BSUK
BSUK

Reputation: 745

Mount command failing on 10.7.5

I have a shell script that mounts an smb share. It works perfectly on all macs with every OS revision except 10.7.5 The offending command is simply:

mount -t smbfs -o nobrowse //test:test@servername/sharename /my/mnt/point

When I attempt this command on a 10.7.5 mac, it fails either with a "broken pipe" or "authentication failed" error. However, it works fine on macs running 10.7.4, 10.6, 10.8 etc.

Can anyone successfully use this command on 10.7.5? Is there any alternative way of achieving this, or troubleshooting exactly why this error is happening? I'm running out of ideas!

Upvotes: 0

Views: 2190

Answers (2)

Armali
Armali

Reputation: 19395

Since feature requests to mark a comment as an answer remain declined, I copy the above solution here.

Thanks for the replies. The problem was two fold: firstly, for some reason you cannot run this command as root in 10.7.5, and secondly you cannot mount outisde of /Volumes. Strangely this seems to work in all other OS revisions.
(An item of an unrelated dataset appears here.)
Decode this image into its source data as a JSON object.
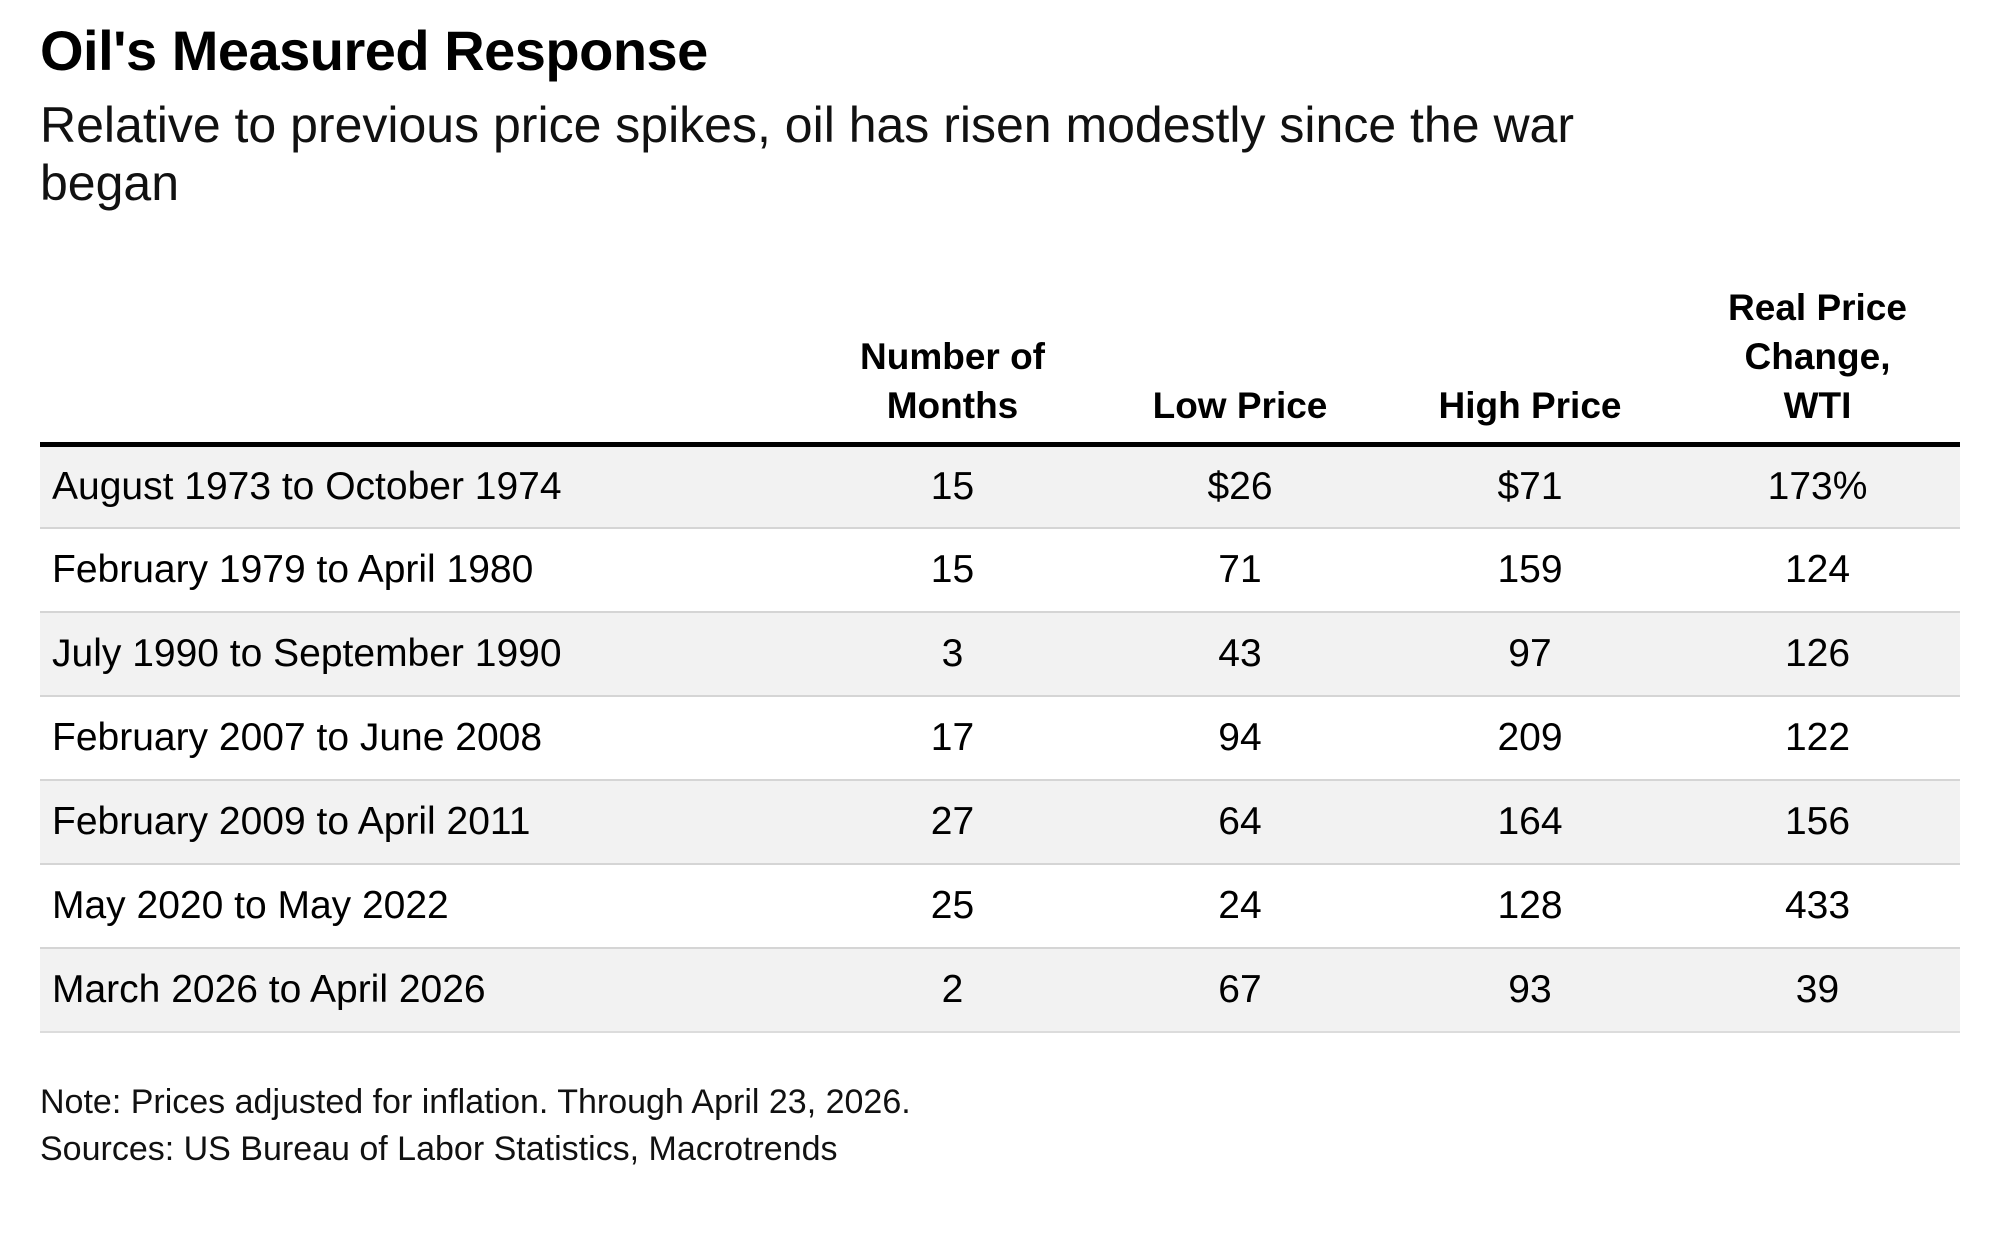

I have worked around this problem by mounting my share in /Volumes and then creating a sym link to the desired mount point:

mkdir -p /Volumes/share 
sudo -u localadminuser mount -t smbfs -o nobrowse //user:pass@server/share /Volumes/share 
ln -s /Volumes/share /location/that/I/prefer/to/mnt 

I hope this helps someone out. No idea why 10.7.5 changes this. – BSUK

Upvotes: 1

Anya Shenanigans
Anya Shenanigans

Reputation: 94849

There are many reasons why the mount will not work. Some of the reasons include:

  • Time between server and client being too different
  • Workgroup name not specified on the mac
  • Local hostname uses non-latin characters
  • Encryption is too strict between the mac and the server

To solve the time; set the time.

I've seen broken pipe/authentication errors most often when you don't use a workgroup name for the connection. A connection string looking like generally works better than one without any workgroup:

//WORKGROUP;user:[email protected]/Share

... assuming that the 50000 is the password for the user user should allow the connection. Generally, you just need to have a string before the semi-colon, it can read anything; it just needs to be there.

To solve the local hostname issue click on an interface, choose advanced go to the WINS tab and make sure that the name doesn't have any foreign characters there.
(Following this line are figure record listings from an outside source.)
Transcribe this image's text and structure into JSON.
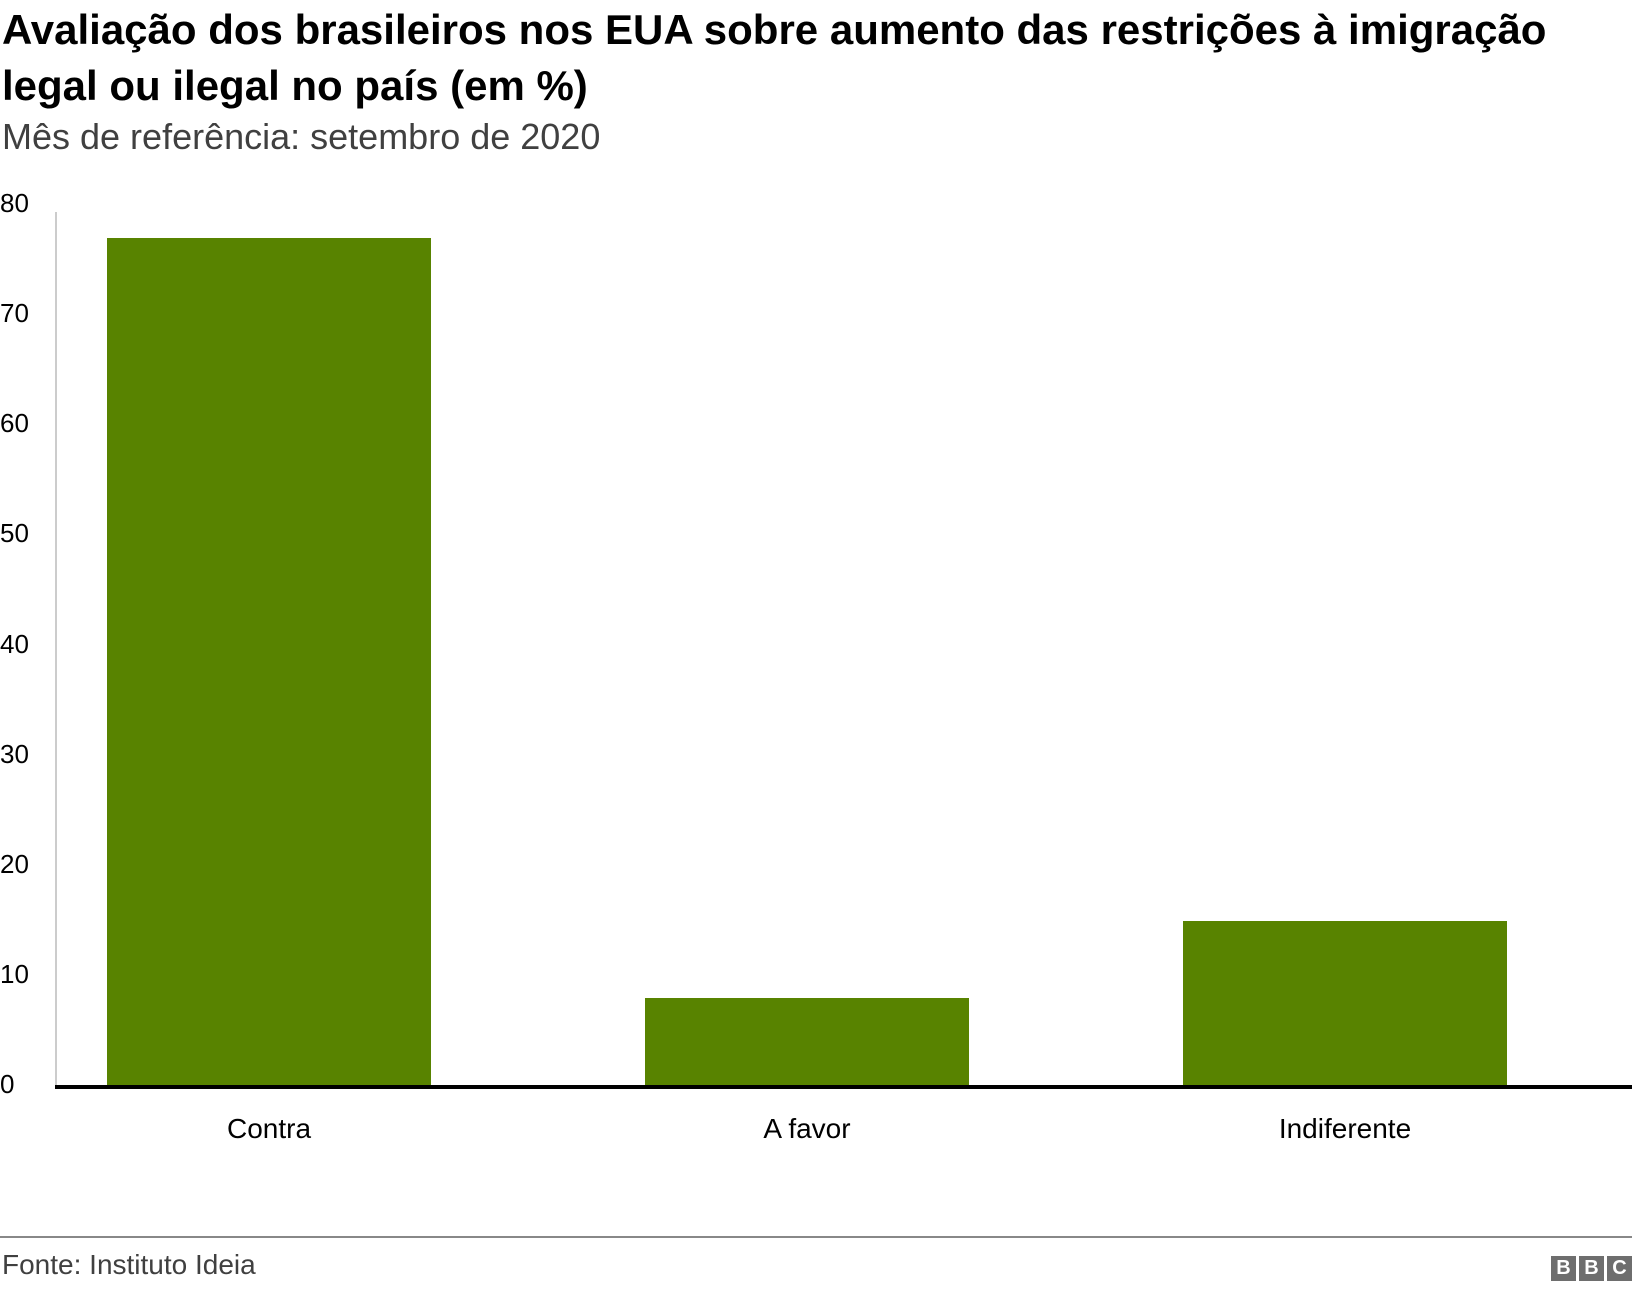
{
  "header": {
    "title": "Avaliação dos brasileiros nos EUA sobre aumento das restrições à imigração legal ou ilegal no país (em %)",
    "subtitle": "Mês de referência: setembro de 2020"
  },
  "footer": {
    "source": "Fonte: Instituto Ideia",
    "logo_letters": [
      "B",
      "B",
      "C"
    ]
  },
  "colors": {
    "bar": "#588300",
    "axis": "#000000",
    "gridline": "#cccccc"
  },
  "chart_data": {
    "type": "bar",
    "title": "Avaliação dos brasileiros nos EUA sobre aumento das restrições à imigração legal ou ilegal no país (em %)",
    "subtitle": "Mês de referência: setembro de 2020",
    "categories": [
      "Contra",
      "A favor",
      "Indiferente"
    ],
    "values": [
      77,
      8,
      15
    ],
    "xlabel": "",
    "ylabel": "",
    "ylim": [
      0,
      80
    ],
    "yticks": [
      "0",
      "10",
      "20",
      "30",
      "40",
      "50",
      "60",
      "70",
      "80"
    ],
    "grid": false,
    "legend": null,
    "source": "Fonte: Instituto Ideia"
  }
}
If the encryption is too strict, you will need to edit the nsmb.conf. I have a set of lines looking like:

[server1]
minauth=none

for an ancient BSD server which cannot deal with encrypted passwords. You can have this in either an /etc/nsmb.conf or ~/Library/Preferences/nsmb.conf file.

This may not address your issue, but it may help you in trying to proceed.

Unfortunately, saying it works on box x and not on box y doesn't really help, as there could be any arbitrary configuration difference between them.